Ini Tanggapan Peneliti Universitas Leiden Mengenai Rencana Pemindahan Ibukota
Font: Ukuran: - +
Profesor Studi Kontemporer Indonesia dari Universitas Leiden, David Henley. Foto :VIVAnews/Arrijal Rachman
DIALEKSIS.COM | Jakarta - Profesor Studi Kontemporer Indonesia dari Universitas Leiden, David Henley, memandang negatif rencana pemindahan ibu kota Indonesia dari Jakarta ke salah satu wilayah di Pulau Kalimantan. Pemindahan ibu kota ke wilayah itu dianggap hanya akan menyebabkan para pejabat publik tidak mengetahui realitas sesungguhnya dari kondisi Indonesia.
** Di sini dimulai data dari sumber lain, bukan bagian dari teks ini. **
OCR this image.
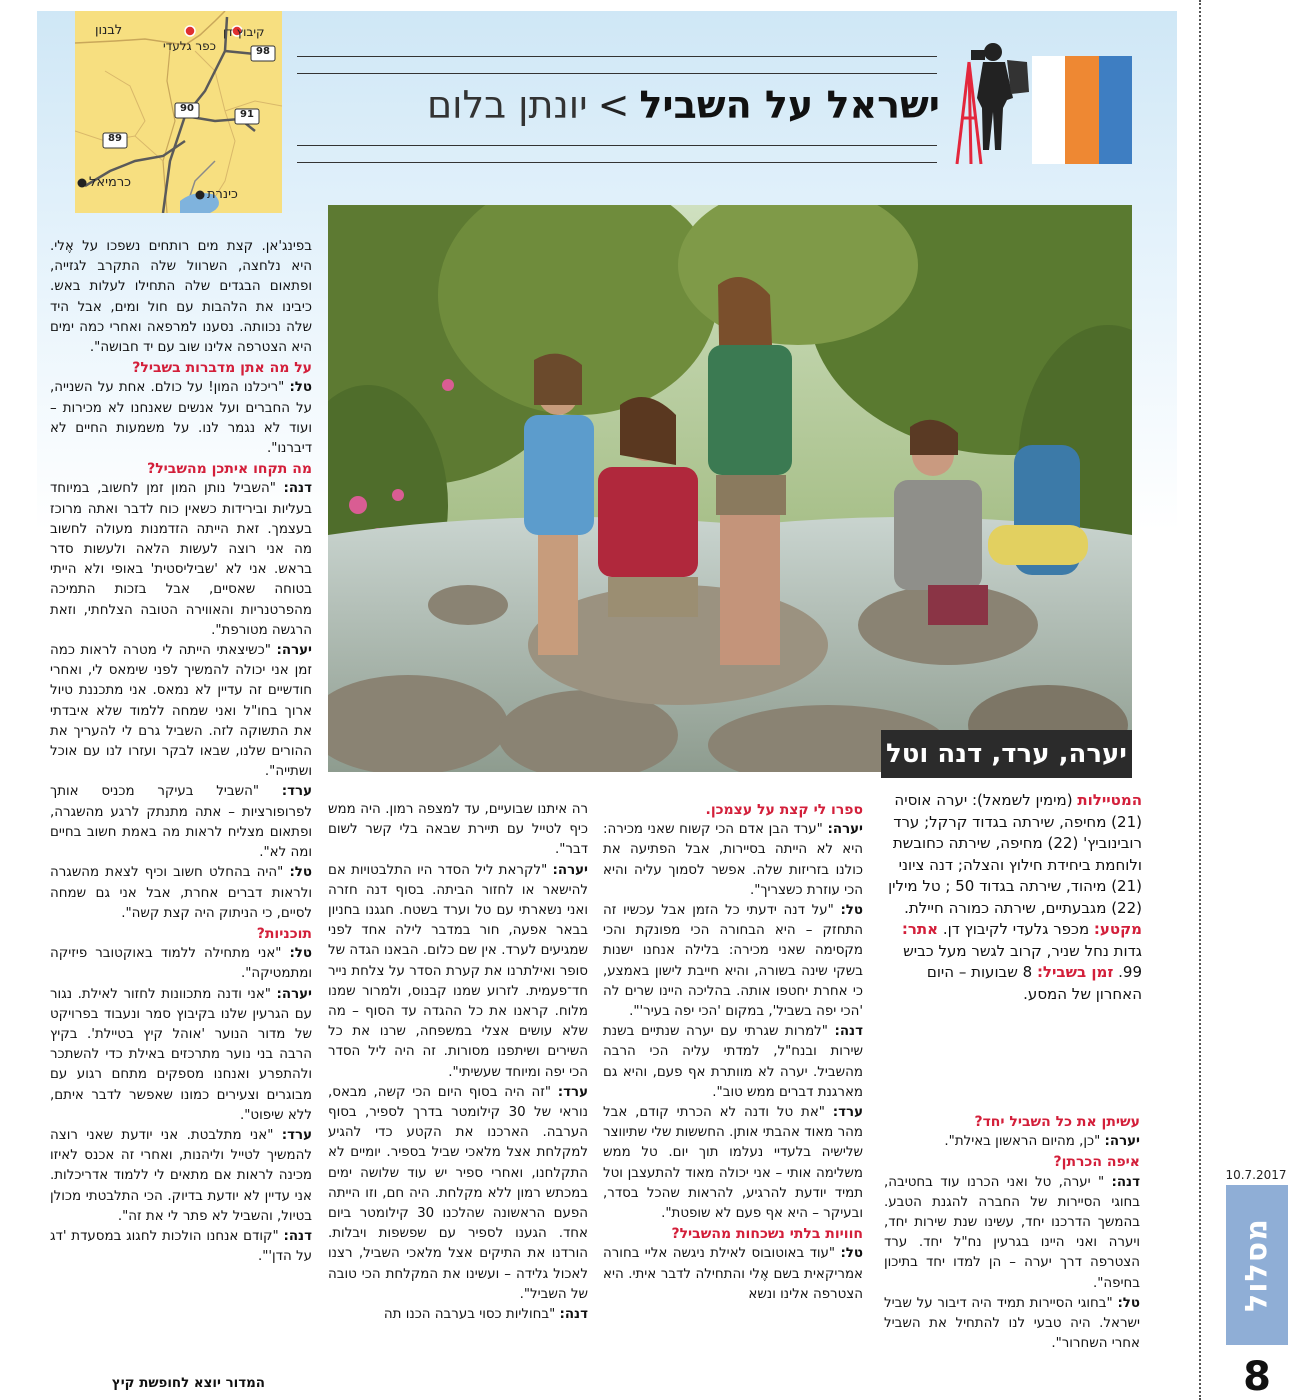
98
90
91
89
לבנון	קיבוץ דן
כפר גלעדי
כרמיאל
כינרת
ישראל על השביל>יונתן בלום
יערה, ערד, דנה וטל
המטיילות (מימין לשמאל): יערה אוסיה (21) מחיפה, שירתה בגדוד קרקל; ערד רובינוביץ' (22) מחיפה, שירתה כחובשת ולוחמת ביחידת חילוץ והצלה; דנה ציוני (21) מיהוד, שירתה בגדוד 50 ; טל מילין (22) מגבעתיים, שירתה כמורה חיילת. מקטע: מכפר גלעדי לקיבוץ דן. אתר: גדות נחל שניר, קרוב לגשר מעל כביש 99. זמן בשביל: 8 שבועות – היום האחרון של המסע.

עשיתן את כל השביל יחד?

יערה: "כן, מהיום הראשון באילת".

איפה הכרתן?

דנה: " יערה, טל ואני הכרנו עוד בחטיבה, בחוגי הסיירות של החברה להגנת הטבע. בהמשך הדרכנו יחד, עשינו שנת שירות יחד, ויערה ואני היינו בגרעין נח"ל יחד. ערד הצטרפה דרך יערה – הן למדו יחד בתיכון בחיפה".

טל: "בחוגי הסיירות תמיד היה דיבור על שביל ישראל. היה טבעי לנו להתחיל את השביל אחרי השחרור".

ספרו לי קצת על עצמכן.

יערה: "ערד הבן אדם הכי קשוח שאני מכירה: היא לא הייתה בסיירות, אבל הפתיעה את כולנו בזריזות שלה. אפשר לסמוך עליה והיא הכי עוזרת כשצריך".

טל: "על דנה ידעתי כל הזמן אבל עכשיו זה התחזק – היא הבחורה הכי מפונקת והכי מקסימה שאני מכירה: בלילה אנחנו ישנות בשקי שינה בשורה, והיא חייבת לישון באמצע, כי אחרת יחטפו אותה. בהליכה היינו שרים לה 'הכי יפה בשביל', במקום 'הכי יפה בעיר'".

דנה: "למרות שגרתי עם יערה שנתיים בשנת שירות ובנח"ל, למדתי עליה הכי הרבה מהשביל. יערה לא מוותרת אף פעם, והיא גם מארגנת דברים ממש טוב".

ערד: "את טל ודנה לא הכרתי קודם, אבל מהר מאוד אהבתי אותן. החששות שלי שתיווצר שלישיה בלעדיי נעלמו תוך יום. טל ממש משלימה אותי – אני יכולה מאוד להתעצבן וטל תמיד יודעת להרגיע, להראות שהכל בסדר, ובעיקר – היא אף פעם לא שופטת".

חוויות בלתי נשכחות מהשביל?

טל: "עוד באוטובוס לאילת ניגשה אליי בחורה אמריקאית בשם אֶלי והתחילה לדבר איתי. היא הצטרפה אלינו ונשא

רה איתנו שבועיים, עד למצפה רמון. היה ממש כיף לטייל עם תיירת שבאה בלי קשר לשום דבר".

יערה: "לקראת ליל הסדר היו התלבטויות אם להישאר או לחזור הביתה. בסוף דנה חזרה ואני נשארתי עם טל וערד בשטח. חגגנו בחניון בבאר אפעה, חור במדבר לילה אחד לפני שמגיעים לערד. אין שם כלום. הבאנו הגדה של סופר ואילתרנו את קערת הסדר על צלחת נייר חד־פעמית. לזרוע שמנו קבנוס, ולמרור שמנו מלוח. קראנו את כל ההגדה עד הסוף – מה שלא עושים אצלי במשפחה, שרנו את כל השירים ושיתפנו מסורות. זה היה ליל הסדר הכי יפה ומיוחד שעשיתי".

ערד: "זה היה בסוף היום הכי קשה, מבאס, נוראי של 30 קילומטר בדרך לספיר, בסוף הערבה. הארכנו את הקטע כדי להגיע למקלחת אצל מלאכי שביל בספיר. יומיים לא התקלחנו, ואחרי ספיר יש עוד שלושה ימים במכתש רמון ללא מקלחת. היה חם, וזו הייתה הפעם הראשונה שהלכנו 30 קילומטר ביום אחד. הגענו לספיר עם שפשפות ויבלות. הורדנו את התיקים אצל מלאכי השביל, רצנו לאכול גלידה – ועשינו את המקלחת הכי טובה של השביל".

דנה: "בחוליות כסוי בערבה הכנו תה

בפינג'אן. קצת מים רותחים נשפכו על אֶלי. היא נלחצה, השרוול שלה התקרב לגזייה, ופתאום הבגדים שלה התחילו לעלות באש. כיבינו את הלהבות עם חול ומים, אבל היד שלה נכוותה. נסענו למרפאה ואחרי כמה ימים היא הצטרפה אלינו שוב עם יד חבושה".

על מה אתן מדברות בשביל?

טל: "ריכלנו המון! על כולם. אחת על השנייה, על החברים ועל אנשים שאנחנו לא מכירות – ועוד לא נגמר לנו. על משמעות החיים לא דיברנו".

מה תקחו איתכן מהשביל?

דנה: "השביל נותן המון זמן לחשוב, במיוחד בעליות ובירידות כשאין כוח לדבר ואתה מרוכז בעצמך. זאת הייתה הזדמנות מעולה לחשוב מה אני רוצה לעשות הלאה ולעשות סדר בראש. אני לא 'שביליסטית' באופי ולא הייתי בטוחה שאסיים, אבל בזכות התמיכה מהפרטנריות והאווירה הטובה הצלחתי, וזאת הרגשה מטורפת".

יערה: "כשיצאתי הייתה לי מטרה לראות כמה זמן אני יכולה להמשיך לפני שימאס לי, ואחרי חודשיים זה עדיין לא נמאס. אני מתכננת טיול ארוך בחו"ל ואני שמחה ללמוד שלא איבדתי את התשוקה לזה. השביל גרם לי להעריך את ההורים שלנו, שבאו לבקר ועזרו לנו עם אוכל ושתייה".

ערד: "השביל בעיקר מכניס אותך לפרופורציות – אתה מתנתק לרגע מהשגרה, ופתאום מצליח לראות מה באמת חשוב בחיים ומה לא".

טל: "היה בהחלט חשוב וכיף לצאת מהשגרה ולראות דברים אחרת, אבל אני גם שמחה לסיים, כי הניתוק היה קצת קשה".

תוכניות?

טל: "אני מתחילה ללמוד באוקטובר פיזיקה ומתמטיקה".

יערה: "אני ודנה מתכוונות לחזור לאילת. נגור עם הגרעין שלנו בקיבוץ סמר ונעבוד בפרויקט של מדור הנוער 'אוהל קיץ בטיילת'. בקיץ הרבה בני נוער מתרכזים באילת כדי להשתכר ולהתפרע ואנחנו מספקים מתחם רגוע עם מבוגרים וצעירים כמונו שאפשר לדבר איתם, ללא שיפוט".

ערד: "אני מתלבטת. אני יודעת שאני רוצה להמשיך לטייל וליהנות, ואחרי זה אכנס לאיזו מכינה לראות אם מתאים לי ללמוד אדריכלות. אני עדיין לא יודעת בדיוק. הכי התלבטתי מכולן בטיול, והשביל לא פתר לי את זה".

דנה: "קודם אנחנו הולכות לחגוג במסעדת 'דג על הדן'".

המדור יוצא לחופשת קיץ
10.7.2017
מסלול
8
Dia mencontohkan hal itu dari kondisi yang terjadi di Nigeria. Pada 1976, Nigeria memindahkan ibu kotanya dari Lagos ke Abuja, kemudian diresmikan sebagai ibu kota pada 1991. Namun, setelah dipindahkan tersebut, Abuja menjadi satu-satunya kota yang penuh kemewahan karena memang telah didesain secara terencana.
"Saya sudah melihat itu terjadi di Nigeria, saya pernah bermalam beberapa kali di Abuja dan ini bukan Nigeria. Banyak politisi yang tinggal di lingkungan yang sangat artifisial, istimewa, dan terpencil itu, dan mungkin tidak baik untuk pengambilan keputusannya," kata dia dalam sebuah diskusi di Jakarta, Minggu, 25 Agustus 2019.
Menurut Henley, potensi itu akan terjadi juga di Indonesia, di mana pemerintah berencana memindahkan ibu kotanya di suatu tempat yang baru di tengah-tengah belantara pulau Kalimantan dengan anggaran mencapai Rp466 triliun. Padahal, Jakarta menyimpan segudang masalah ekonomi sosial yang mencerminkan keseluruhan kondisi Indonesia.
"Saya setuju itu tidak perlu, itu buang-buang uang saja dan juga para pejabat maupun politisi akan terisolasi di kota baru yang megah, yang dibangun dengan indah di tengah-tengah Kalimantan, Sulawesi atau di mana pun itu. Mereka akan lebih cenderung kehilangan kontak dengan realitas populasi masyarakat secara umum," tuturnya.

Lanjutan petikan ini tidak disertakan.